09 de julho de 2026
Regional

Administrador da Funai fica no cargo

Adilson Camargo
| Tempo de leitura: 3 min

Apesar de toda a pressão feita por uma parte dos índios do Estado de São Paulo, especialmente das aldeias Kopenoty, Nimuendaju e Tereguá, em Avaí (39 quilômetros a noroeste de Bauru), o administrador da regional da Fundação Nacional do Índio (Funai), em Bauru, Amauri Vieira, será mantido no cargo.

A informação é da assessoria do presidente da Funai, em Brasília, Mércio Pereira Gomes. “O presidente está satisfeito com o trabalho do administrador Amauri”, afirmou a assessoria. Sobre a pressão feita por uma parte dos índios a favor da substituição, a assessoria foi categórica. “Atos administrativos não são feitos por imposição das comunidades indígenas”, informou Gomes por meio da assessoria.

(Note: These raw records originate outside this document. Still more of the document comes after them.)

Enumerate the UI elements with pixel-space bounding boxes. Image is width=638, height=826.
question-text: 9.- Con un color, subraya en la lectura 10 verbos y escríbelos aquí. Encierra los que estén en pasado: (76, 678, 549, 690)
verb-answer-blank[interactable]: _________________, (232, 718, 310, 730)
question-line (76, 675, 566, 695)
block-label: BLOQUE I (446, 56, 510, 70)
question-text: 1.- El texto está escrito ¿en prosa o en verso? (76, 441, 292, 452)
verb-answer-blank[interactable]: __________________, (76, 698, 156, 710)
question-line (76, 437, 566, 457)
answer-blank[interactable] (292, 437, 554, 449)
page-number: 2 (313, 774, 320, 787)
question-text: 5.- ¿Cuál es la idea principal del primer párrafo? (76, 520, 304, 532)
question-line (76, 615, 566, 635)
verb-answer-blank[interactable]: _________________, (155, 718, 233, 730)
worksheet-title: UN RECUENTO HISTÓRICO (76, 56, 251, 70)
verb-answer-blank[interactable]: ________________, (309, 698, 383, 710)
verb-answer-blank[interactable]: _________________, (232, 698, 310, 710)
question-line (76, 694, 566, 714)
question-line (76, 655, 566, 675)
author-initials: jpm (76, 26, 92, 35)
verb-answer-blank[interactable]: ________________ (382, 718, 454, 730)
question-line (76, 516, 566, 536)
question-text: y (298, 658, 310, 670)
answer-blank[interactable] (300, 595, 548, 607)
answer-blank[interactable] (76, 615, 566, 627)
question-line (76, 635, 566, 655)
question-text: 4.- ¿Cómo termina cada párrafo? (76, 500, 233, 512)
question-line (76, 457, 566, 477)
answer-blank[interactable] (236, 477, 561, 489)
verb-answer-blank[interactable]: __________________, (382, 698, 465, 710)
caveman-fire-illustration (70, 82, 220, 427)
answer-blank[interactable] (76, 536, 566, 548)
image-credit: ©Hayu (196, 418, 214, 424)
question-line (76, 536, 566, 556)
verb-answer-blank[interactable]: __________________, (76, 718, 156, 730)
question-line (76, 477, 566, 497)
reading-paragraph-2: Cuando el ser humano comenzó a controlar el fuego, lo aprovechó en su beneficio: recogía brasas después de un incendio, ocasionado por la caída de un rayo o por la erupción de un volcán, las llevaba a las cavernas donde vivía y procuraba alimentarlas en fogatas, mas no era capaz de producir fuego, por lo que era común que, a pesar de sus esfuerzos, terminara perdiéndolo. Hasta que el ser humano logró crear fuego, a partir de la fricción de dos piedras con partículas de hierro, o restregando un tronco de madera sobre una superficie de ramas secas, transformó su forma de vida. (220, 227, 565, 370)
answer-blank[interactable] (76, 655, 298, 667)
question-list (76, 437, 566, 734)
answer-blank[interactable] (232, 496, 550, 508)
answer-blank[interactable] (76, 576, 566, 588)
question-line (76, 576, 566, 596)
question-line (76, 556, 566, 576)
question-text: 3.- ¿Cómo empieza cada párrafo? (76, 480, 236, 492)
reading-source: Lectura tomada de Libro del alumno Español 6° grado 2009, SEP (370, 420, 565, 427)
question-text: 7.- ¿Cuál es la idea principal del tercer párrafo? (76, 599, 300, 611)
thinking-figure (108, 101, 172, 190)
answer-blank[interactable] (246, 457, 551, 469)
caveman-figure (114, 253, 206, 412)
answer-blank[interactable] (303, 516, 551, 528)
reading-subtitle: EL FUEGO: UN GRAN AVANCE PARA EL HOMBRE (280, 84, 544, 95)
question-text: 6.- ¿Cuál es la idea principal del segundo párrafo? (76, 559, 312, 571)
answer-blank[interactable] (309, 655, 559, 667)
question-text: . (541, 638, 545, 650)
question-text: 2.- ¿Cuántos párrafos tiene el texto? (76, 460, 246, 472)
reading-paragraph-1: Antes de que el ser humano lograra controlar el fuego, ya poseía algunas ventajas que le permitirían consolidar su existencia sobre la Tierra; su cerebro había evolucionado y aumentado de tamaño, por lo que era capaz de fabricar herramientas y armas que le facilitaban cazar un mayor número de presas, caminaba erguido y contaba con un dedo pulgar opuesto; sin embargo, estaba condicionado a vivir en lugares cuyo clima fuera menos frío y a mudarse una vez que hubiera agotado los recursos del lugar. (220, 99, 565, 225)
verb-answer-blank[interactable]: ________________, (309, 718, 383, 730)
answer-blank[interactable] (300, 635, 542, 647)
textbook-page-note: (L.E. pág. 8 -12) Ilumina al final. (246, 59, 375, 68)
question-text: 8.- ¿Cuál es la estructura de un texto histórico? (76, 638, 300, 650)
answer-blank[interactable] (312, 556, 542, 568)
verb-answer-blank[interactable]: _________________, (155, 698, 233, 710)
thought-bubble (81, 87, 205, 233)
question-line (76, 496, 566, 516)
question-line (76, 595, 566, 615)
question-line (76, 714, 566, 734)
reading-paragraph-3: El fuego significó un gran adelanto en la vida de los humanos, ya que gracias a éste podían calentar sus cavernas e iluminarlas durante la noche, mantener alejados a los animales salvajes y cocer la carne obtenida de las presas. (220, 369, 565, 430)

Para reafirmar sua disposição em manter Amauri Vieira no cargo, o presidente da Funai declarou ainda que assim como o órgão “não escolhe os caciques, não compete aos índios escolher quem administra as regionais da Funai”.

Os cargos de administrador são de livre nomeação do presidente da Funai. Ou seja, são cargos de confiança e uma eventual exoneração compete exclusivamente ao presidente.

Apesar de demonstrar independência em relação à pressão exercida pelos índios, em fevereiro de 2001, uma manifestação semelhante resultou na exoneração do então administrador regional Rômulo Siqueira de Sá. Na época, a pressão das comunidades indígenas foi decisiva para a mudança. Dois meses depois da exoneração, Vieira assumiu a função com amplo apoio dos índios.

No mês passado, ou seja, quatro anos depois, uma parte dos índios iniciou nova manifestação para pedir o afastamento de Vieira. Segundo o cacique Darã, da aldeia Tereguá, em Avaí, uma espécie de porta-voz dos descontentes com a atuação de Vieira à frente da regional, o administrador “perdeu a confiança dos índios”.

Isso teria acontecido porque Vieira não afastou dois funcionários acusados de irregularidades na Funai de Bauru. Todos os procedimentos normais de investigação das denúncias foram tomados, segundo informou Vieira. “Se eu não tivesse tomado nenhuma medida para apurar as denúncias, aí sim, eu concordaria que não mereceria a confiança dos índios”, defendeu-se.

Na semana passada, um encontro reuniu 24 caciques na aldeia Piaçaguera, em Itanhaém, no litoral sul do Estado de São Paulo. Nesse encontro, as lideranças elegeram o cacique Antônio da Silva Awá, mais conhecido como Toninho Awá, como o substituto de Vieira. O cacique pertence a aldeia Renascer, de Ubatuba.

Prioridades

Mesmo cientes de que a exoneração de Vieira depende de decisão do presidente da Funai, os caciques quiseram com essa eleição pressionar ainda mais pela saída do administrador. Após a escolha, Awá definiu até mesmo as prioridades de um eventual governo à frente da regional, em Bauru.

Segundo ele, a preocupação maior seria pela demarcação das terras indígenas. Além disso, ele mostrou interesse em trabalhar em conjunto com as demais lideranças do Estado. Ao todo, a regional da Funai em Bauru representa cerca de 3,5 mil índios espalhados por 32 aldeias em São Paulo e no Rio de Janeiro.

É a primeira vez que as lideranças indígenas organizaram uma eleição para escolher um representante estadual. Segundo o cacique Darã, que esteve presente ao encontro, a documentação com a indicação de Awá seria encaminhada ao presidente da Funai. Segundo a assessoria, o presidente desconhece a indicação e reafirmou sua satisfação com o trabalho desenvolvido pelo atual administrador.